Earth Science uniquely changing the way we see our home planet


Planet Citizens, Planet Scientists, Preserving & Protecting the Home Planet Earth

Steven Schmidt/GreenPolicy360 Founder: Good science needs good data. In the 1960s and 1970s, US Congressional Representative from Southern California, George E. Brown proposed and set in motion a first generation of Earth Science missions and programs that continued over the decades. When one looks at today's Earth Science Research from Space and accumulative atmospheric/earth science data purposefully acquired, we are seeing the results of George's vision.

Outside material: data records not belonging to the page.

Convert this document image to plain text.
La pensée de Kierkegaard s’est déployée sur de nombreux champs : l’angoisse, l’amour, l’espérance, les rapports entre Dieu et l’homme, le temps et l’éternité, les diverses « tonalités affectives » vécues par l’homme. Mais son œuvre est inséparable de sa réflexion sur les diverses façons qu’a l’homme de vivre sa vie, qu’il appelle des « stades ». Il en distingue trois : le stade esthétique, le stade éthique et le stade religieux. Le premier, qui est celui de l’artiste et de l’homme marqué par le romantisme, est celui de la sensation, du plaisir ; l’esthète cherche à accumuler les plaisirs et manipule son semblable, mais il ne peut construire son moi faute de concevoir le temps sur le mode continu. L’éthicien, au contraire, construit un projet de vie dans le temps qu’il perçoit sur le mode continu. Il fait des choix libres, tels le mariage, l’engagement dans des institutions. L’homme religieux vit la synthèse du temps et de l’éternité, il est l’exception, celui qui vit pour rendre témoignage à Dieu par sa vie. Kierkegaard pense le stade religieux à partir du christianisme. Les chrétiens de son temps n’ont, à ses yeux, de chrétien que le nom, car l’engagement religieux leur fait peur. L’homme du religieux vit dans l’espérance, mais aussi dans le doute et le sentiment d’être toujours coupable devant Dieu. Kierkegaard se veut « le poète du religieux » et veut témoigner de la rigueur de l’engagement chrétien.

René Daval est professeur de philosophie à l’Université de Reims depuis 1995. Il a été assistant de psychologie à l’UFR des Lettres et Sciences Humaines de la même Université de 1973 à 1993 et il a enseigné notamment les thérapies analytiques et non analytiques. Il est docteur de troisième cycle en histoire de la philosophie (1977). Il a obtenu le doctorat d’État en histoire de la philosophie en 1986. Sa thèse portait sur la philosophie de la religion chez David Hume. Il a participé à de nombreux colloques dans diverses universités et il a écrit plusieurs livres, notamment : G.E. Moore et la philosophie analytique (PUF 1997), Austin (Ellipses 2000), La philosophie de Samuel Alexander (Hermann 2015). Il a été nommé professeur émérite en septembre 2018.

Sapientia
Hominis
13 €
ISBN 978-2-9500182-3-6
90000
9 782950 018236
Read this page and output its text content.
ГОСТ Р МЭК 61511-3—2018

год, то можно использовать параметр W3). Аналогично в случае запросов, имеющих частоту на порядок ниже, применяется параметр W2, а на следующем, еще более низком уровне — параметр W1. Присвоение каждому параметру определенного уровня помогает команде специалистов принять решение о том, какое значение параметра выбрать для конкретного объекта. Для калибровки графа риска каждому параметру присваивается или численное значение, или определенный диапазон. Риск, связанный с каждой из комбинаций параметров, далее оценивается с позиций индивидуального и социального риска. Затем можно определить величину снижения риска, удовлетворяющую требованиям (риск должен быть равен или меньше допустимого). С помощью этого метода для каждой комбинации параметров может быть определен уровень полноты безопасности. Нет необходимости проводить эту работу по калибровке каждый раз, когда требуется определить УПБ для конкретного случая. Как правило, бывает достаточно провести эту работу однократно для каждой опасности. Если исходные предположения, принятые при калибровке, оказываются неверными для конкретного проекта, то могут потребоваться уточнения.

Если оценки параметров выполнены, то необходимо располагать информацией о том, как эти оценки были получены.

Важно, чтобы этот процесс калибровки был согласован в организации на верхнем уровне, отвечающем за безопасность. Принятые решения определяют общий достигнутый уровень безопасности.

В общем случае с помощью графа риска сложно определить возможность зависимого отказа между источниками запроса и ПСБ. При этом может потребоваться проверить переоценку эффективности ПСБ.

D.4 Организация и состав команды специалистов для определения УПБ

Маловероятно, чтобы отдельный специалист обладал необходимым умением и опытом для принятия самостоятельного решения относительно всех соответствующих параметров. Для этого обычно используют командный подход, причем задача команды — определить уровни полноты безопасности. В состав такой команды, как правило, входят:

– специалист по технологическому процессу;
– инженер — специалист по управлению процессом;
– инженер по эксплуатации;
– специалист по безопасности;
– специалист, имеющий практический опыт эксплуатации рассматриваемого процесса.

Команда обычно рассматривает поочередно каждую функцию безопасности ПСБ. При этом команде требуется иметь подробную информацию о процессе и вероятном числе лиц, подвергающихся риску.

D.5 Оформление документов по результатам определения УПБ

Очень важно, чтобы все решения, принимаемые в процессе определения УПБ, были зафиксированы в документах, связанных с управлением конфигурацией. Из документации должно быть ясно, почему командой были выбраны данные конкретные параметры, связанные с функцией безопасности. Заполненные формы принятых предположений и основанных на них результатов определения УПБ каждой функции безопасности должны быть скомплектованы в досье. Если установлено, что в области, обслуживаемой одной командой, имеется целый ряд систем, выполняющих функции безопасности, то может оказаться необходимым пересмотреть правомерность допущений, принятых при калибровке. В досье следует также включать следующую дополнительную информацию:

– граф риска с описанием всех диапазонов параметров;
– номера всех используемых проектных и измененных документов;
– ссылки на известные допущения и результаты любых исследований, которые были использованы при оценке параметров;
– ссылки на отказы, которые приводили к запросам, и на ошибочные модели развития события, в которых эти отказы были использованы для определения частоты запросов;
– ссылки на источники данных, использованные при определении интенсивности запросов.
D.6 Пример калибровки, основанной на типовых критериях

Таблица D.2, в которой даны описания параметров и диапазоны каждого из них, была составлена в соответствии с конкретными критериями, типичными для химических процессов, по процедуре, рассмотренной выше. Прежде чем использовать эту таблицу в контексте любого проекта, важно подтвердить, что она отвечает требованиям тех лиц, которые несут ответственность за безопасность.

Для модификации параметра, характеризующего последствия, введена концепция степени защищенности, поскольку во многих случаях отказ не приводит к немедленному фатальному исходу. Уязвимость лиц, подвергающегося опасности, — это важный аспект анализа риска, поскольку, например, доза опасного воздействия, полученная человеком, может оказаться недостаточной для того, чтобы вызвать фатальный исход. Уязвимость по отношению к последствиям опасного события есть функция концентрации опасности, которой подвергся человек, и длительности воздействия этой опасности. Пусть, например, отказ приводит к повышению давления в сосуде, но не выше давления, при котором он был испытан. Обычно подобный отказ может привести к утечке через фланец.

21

As an engineer with a physics background, Representative Brown from California knew we would need good scientific data to make the decisions guiding how we respond to the great challenges of our times, critical and existential threats on multiple fronts. The world is now tapping into the results of programs designed to produce the knowledge base George Brown knew would be needed to make smart policy and wise decisions charting a course forward. Whether we make the necessary decisions is up to our generation. Every generation has a 'generational responsibility' as GreenPolicy360 sees the challenges all of us must face as Planet Citizens.

George Brown was a first mover, seeing and studying the science and then acting as he drafted the National Climate Program Act legislation in 1978. He pushed to set up a new Science and Technology Office to press President Carter on the climate change danger (see their letter, attached here, and he continued to support and press forward with an array of scientific research programs and missions with vision over the 1980s and 1990s.


GreenPolicy360's founder was fortunate, beginning in the 1960s, to listen to Congressman Brown Congressman George E. Brown point to the NASA plan and explain how he saw Congress put into action the reality of a multi-year, coordinated, multi-agency program to achieve mission goals.

Earth science, measuring and monitoring Earth's life-enabling systems was given highest priority. Landsat's program was set in motion as a decades long, first-ever digital scanning remote satellites data collecting study. An array of satellites began to launch, creating and combining the expanding resources of NASA, USGS, NOAA, and an array of educational and scientific institutions and aeronautics business.